Unnamed: 0,0,1,2,3,4,5,6,7,8,9,10,11,12,13,14,15,16
0,1,0.0,2.520784,0.0,0.0,0.0,2.004684,2.000347,0.0,2.228387,2.228387,0.0,0.0,0.0,0.0,0.0,0.0


In [81]:
predictors = dat.columns.values[1:]
print(predictors)

[ 1  2  3  4  5  6  7  8  9 10 11 12 13 14 15 16]


In [82]:
X = dat[predictors]
y = dat[0]

In [83]:
clf_pySGD = SGDClassifier(loss='log', alpha = 0.01, n_iter = 10000)
clf_pySGD.fit(X, y)
yhat = clf_pySGD.predict(X)
print(clf_pySGD.score(X, y))

0.636645962733


In [84]:
cm = pd.crosstab(y, yhat, rownames=["Actual"], colnames=["Predicted"])
cm

Predicted,0,1
Actual,Unnamed: 1_level_1,Unnamed: 2_level_1
0,101,59
1,58,104


### Method 2:   Spark

##### LabeledPoint is a built in Pyspark class (label, features)

In [85]:
def parse_point(line):
    values = [float(x) for x in line.split(' ')]
    return LabeledPoint(values[0], values[1:])

In [86]:
data = sc.textFile("spark_data/sample_svm_data.txt")

In [87]:
data.take(1)

['1 0 2.52078447201548 0 0 0 2.004684436494304 2.000347299268466 0 2.228387042742021 2.228387042742023 0 0 0 0 0 0']

##### Map into key value pairs

In [88]:
parsed_data = data.map(parse_point)

In [89]:
type(parsed_data)
parsed_data.first()

LabeledPoint(1.0, [0.0,2.52078447202,0.0,0.0,0.0,2.00468443649,2.00034729927,0.0,2.22838704274,2.22838704274,0.0,0.0,0.0,0.0,0.0,0.0])
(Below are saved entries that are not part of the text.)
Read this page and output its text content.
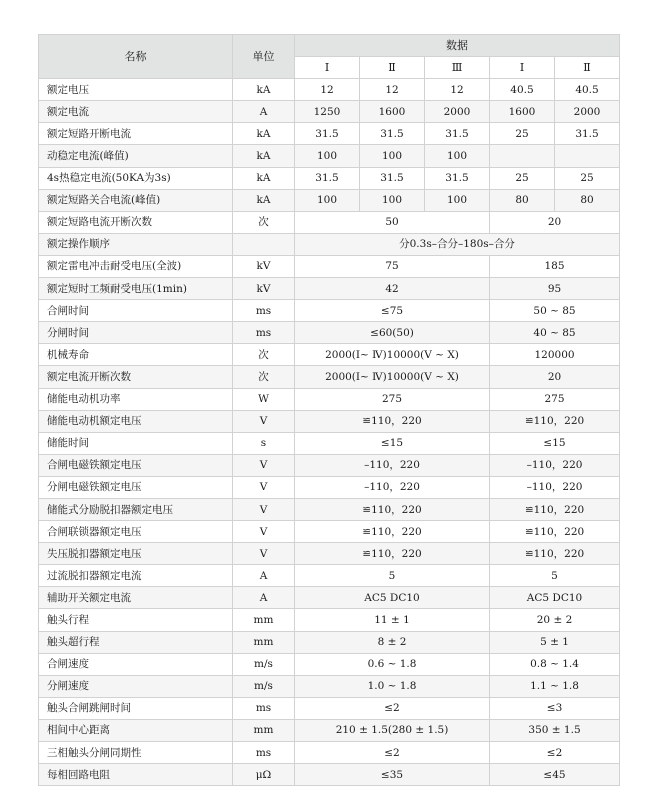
名称	单位	数据				
		Ⅰ	Ⅱ	Ⅲ	Ⅰ	Ⅱ
额定电压	kA	12	12	12	40.5	40.5
额定电流	A	1250	1600	2000	1600	2000
额定短路开断电流	kA	31.5	31.5	31.5	25	31.5
动稳定电流(峰值)	kA	100	100	100		
4s热稳定电流(50KA为3s)	kA	31.5	31.5	31.5	25	25
额定短路关合电流(峰值)	kA	100	100	100	80	80
额定短路电流开断次数	次	50			20	
额定操作顺序		分0.3s–合分–180s–合分				
额定雷电冲击耐受电压(全波)	kV	75			185	
额定短时工频耐受电压(1min)	kV	42			95	
合闸时间	ms	≤75			50 ~ 85	
分闸时间	ms	≤60(50)			40 ~ 85	
机械寿命	次	2000(Ⅰ~ Ⅳ)10000(Ⅴ ~ Ⅹ)			120000	
额定电流开断次数	次	2000(Ⅰ~ Ⅳ)10000(Ⅴ ~ Ⅹ)			20	
储能电动机功率	W	275			275	
储能电动机额定电压	V	≌110，220			≌110，220	
储能时间	s	≤15			≤15	
合闸电磁铁额定电压	V	–110，220			–110，220	
分闸电磁铁额定电压	V	–110，220			–110，220	
储能式分励脱扣器额定电压	V	≌110，220			≌110，220	
合闸联锁器额定电压	V	≌110，220			≌110，220	
失压脱扣器额定电压	V	≌110，220			≌110，220	
过流脱扣器额定电流	A	5			5	
辅助开关额定电流	A	AC5 DC10			AC5 DC10	
触头行程	mm	11 ± 1			20 ± 2	
触头超行程	mm	8 ± 2			5 ± 1	
合闸速度	m/s	0.6 ~ 1.8			0.8 ~ 1.4	
分闸速度	m/s	1.0 ~ 1.8			1.1 ~ 1.8	
触头合闸跳闸时间	ms	≤2			≤3	
相间中心距离	mm	210 ± 1.5(280 ± 1.5)			350 ± 1.5	
三相触头分闸同期性	ms	≤2			≤2	
每相回路电阻	μΩ	≤35			≤45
###### Use the Spark logisitic regression model

In [90]:
spark_clf = LogisticRegressionWithSGD.train(parsed_data)
type(spark_clf)

pyspark.mllib.classification.LogisticRegressionModel

##### p is a labelled point

In [91]:
labels_and_predictions = parsed_data.map(lambda p: (p.label, spark_clf.predict(p.features)))

In [92]:
type(labels_and_predictions)
pprint(labels_and_predictions.take(10))

[(1.0, 1),
 (0.0, 1),
 (0.0, 0),
 (1.0, 1),
 (1.0, 0),
 (0.0, 1),
 (1.0, 1),
 (1.0, 1),
 (0.0, 0),
 (0.0, 0)]


In [93]:
print(parsed_data.count())

322


In [94]:
yyhat = labels_and_predictions.reduceByKey(lambda x, y: x + y).collect()
yyhat

[(0.0, 59), (1.0, 104)]

In [95]:
yyhat = labels_and_predictions \
  .reduceByKey(lambda x, y: x + y) \
  .collect()
landp = labels_and_predictions.map(lambda x : (x[1], x[0]))
yyhat_1 = landp.reduceByKey(lambda x, y: x + y).collect()

print(yyhat)
print(yyhat_1)

[(0.0, 59), (1.0, 104)]
[(0, 58.0), (1, 104.0)]


In [96]:
print(labels_and_predictions.filter(lambda x: x[0] != x[1]).count())
print(labels_and_predictions.filter(lambda x: x[0] == x[1]).count())

117
205


In [97]:
results = list(labels_and_predictions.take(1000))
y = np.array([x[0] for x in results])
yhat = np.array([x[1] for x in results])

In [98]:
cm = pd.crosstab(y, yhat, rownames=["Actual"], colnames=["Predicted"])
cm

Predicted,0,1
Actual,Unnamed: 1_level_1,Unnamed: 2_level_1
0.0,101,59
1.0,58,104


In [99]:
training_error = labels_and_predictions.filter(lambda x: x[0] != x[1]).count()/float(parsed_data.count())
type(training_error)
print(training_error)

0.36335403726708076


---

### On Your Own
Go back to any of your favorite classification datasets that we've dealt with and see if you can implement the classifier with Spark as we just did above.